Soon after Howard Schnellen-berger returned to his native Louisville to take over the university's football program in 1985, he made one of his trademark declarations.
"We're on a collision course with the national championship," the swashbuckling Schnellenberger said. "The only variable is time."
Schnellenberger became coach of a program coming off a 2-9 season with little tradition and an administration that was considering dropping football. But 20 years later, Schnellenberger's prediction is no longer laughable.
Louisville enters its first season in the reconfigured Big East as the prohibitive favorite for the conference's Bowl Championship Series berth. After an 11-1 season in 2004, with its only loss coming at Miami, Louisville's ability to contend for a national title is unquestioned.
"It looks like it's come to pass," Schnellenberger said in a telephone interview Tuesday. "Louisville reminds me a lot of the University of Miami."
Schnellenberger, now the coach at Florida Atlantic, led Miami's rise from obscurity to its first national title in 1983. Now Louisville is expected to take on Miami's former role as the Big East's flagship football program.
With Miami, Virginia Tech and Boston College leaving in the past two years for the Atlantic Coast Conference, Louisville headlines the Big East's football newcomers, which include its fellow Conference USA defectors South Florida and Cincinnati.
Louisville will be expected to carry the new conference as Syracuse and Pittsburgh adjust to new coaches, South Florida and Connecticut mature as programs, and West Virginia replaces its top skill players from last season. And as happy as the Big East is to have Louisville, the Cardinals are delighted to be there.
"I think the greatest thing for our program is that we can look at our players in the eyes and look at the recruits we're talking to and tell them that if we win the Big East Conference, we're in a BCS bowl game," coach Bobby Petrino said at the Big East's media day Tuesday.
The beginning of Louisville's football revival traces back to Schnellenberger, who started a grass-roots project to build the current 42,000-seat stadium and gave the program a defining victory -- a 34-7 thrashing of Alabama in the 1991 Fiesta Bowl.
But after Schnellenberger left for Oklahoma following the 1994 season, the program went into a downward spiral under Ron Cooper, bottoming out with a 1-10 season in 1997.
Soon after, the athletic director Tom Jurich hired John L. Smith away from Utah State, and the program has not slowed since. Smith cobbled together a 7-5 record the next season, with Petrino as offensive coordinator, and the spread offense led the nation by averaging 559.9 yards a game.
It did not matter that Louisville could not stop anyone. The turnaround and the quirky offense gave the program some much-needed buzz. The Cardinals adopted a "First one to 50 wins" mantra and became a fixture on ESPN's weeknight games.

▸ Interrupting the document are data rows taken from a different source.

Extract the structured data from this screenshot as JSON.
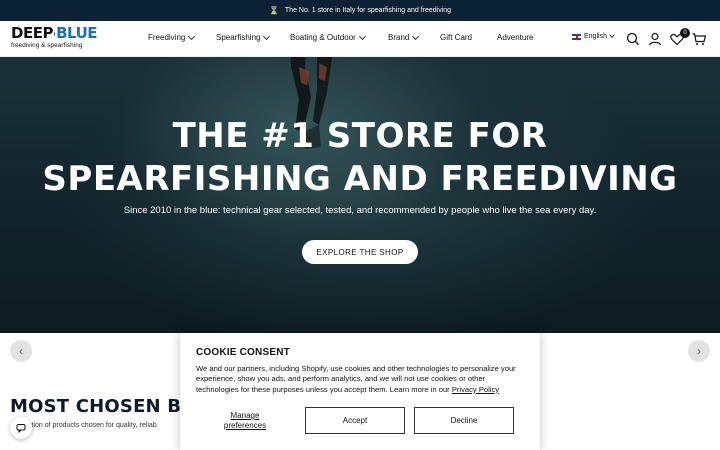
{
  "announcement": {
    "text": "The No. 1 store in Italy for spearfishing and freediving",
    "icon": "hourglass-icon"
  },
  "logo": {
    "part1": "DEEP",
    "part2": "BLUE",
    "tagline": "freediving & spearfishing"
  },
  "nav": {
    "freediving": "Freediving",
    "spearfishing": "Spearfishing",
    "boating": "Boating & Outdoor",
    "brand": "Brand",
    "giftcard": "Gift Card",
    "adventure": "Adventure"
  },
  "language": {
    "label": "English"
  },
  "cart": {
    "wishlist_count": "0"
  },
  "hero": {
    "title_line1": "THE #1 STORE FOR",
    "title_line2": "SPEARFISHING AND FREEDIVING",
    "subtitle": "Since 2010 in the blue: technical gear selected, tested, and recommended by people who live the sea every day.",
    "button": "EXPLORE THE SHOP"
  },
  "section": {
    "title": "MOST CHOSEN BY",
    "subtitle": "ction of products chosen for quality, reliab"
  },
  "cookie": {
    "title": "COOKIE CONSENT",
    "text": "We and our partners, including Shopify, use cookies and other technologies to personalize your experience, show you ads, and perform analytics, and we will not use cookies or other technologies for these purposes unless you accept them. Learn more in our",
    "link": "Privacy Policy",
    "manage": "Manage preferences",
    "accept": "Accept",
    "decline": "Decline"
  },
  "colors": {
    "announce_bg": "#0b2235",
    "brand_blue": "#1b6fb5",
    "title_navy": "#0d1b2a"
  }
}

"People thought we were crazy, but I think it's done everything for this program because we needed exposure," Jurich said. "We've played every night of the week except Monday."
The publicity, combined with an offense attractive to skill-position players, helped fuel recruiting. Soon enough, Smith had the program soaring. Louisville went to bowl games in all five of Smith's seasons from 1998 through 2002, highlighted by an 11-2 season in 2001 and an overtime victory over No. 4 Florida State in 2002.
Smith left for Michigan State after the 2002 season, and Jurich brought back Petrino, who after installing his offense at Louisville 1998 went on to work as offensive coordinator for the Jacksonville Jaguars and Auburn.
In the last eight years, the football budget has increased to US$12 million from US$4.5 million, and a stadium expansion of 18,000 seats and 30 suites is in the works. Season tickets are capped at 35,000.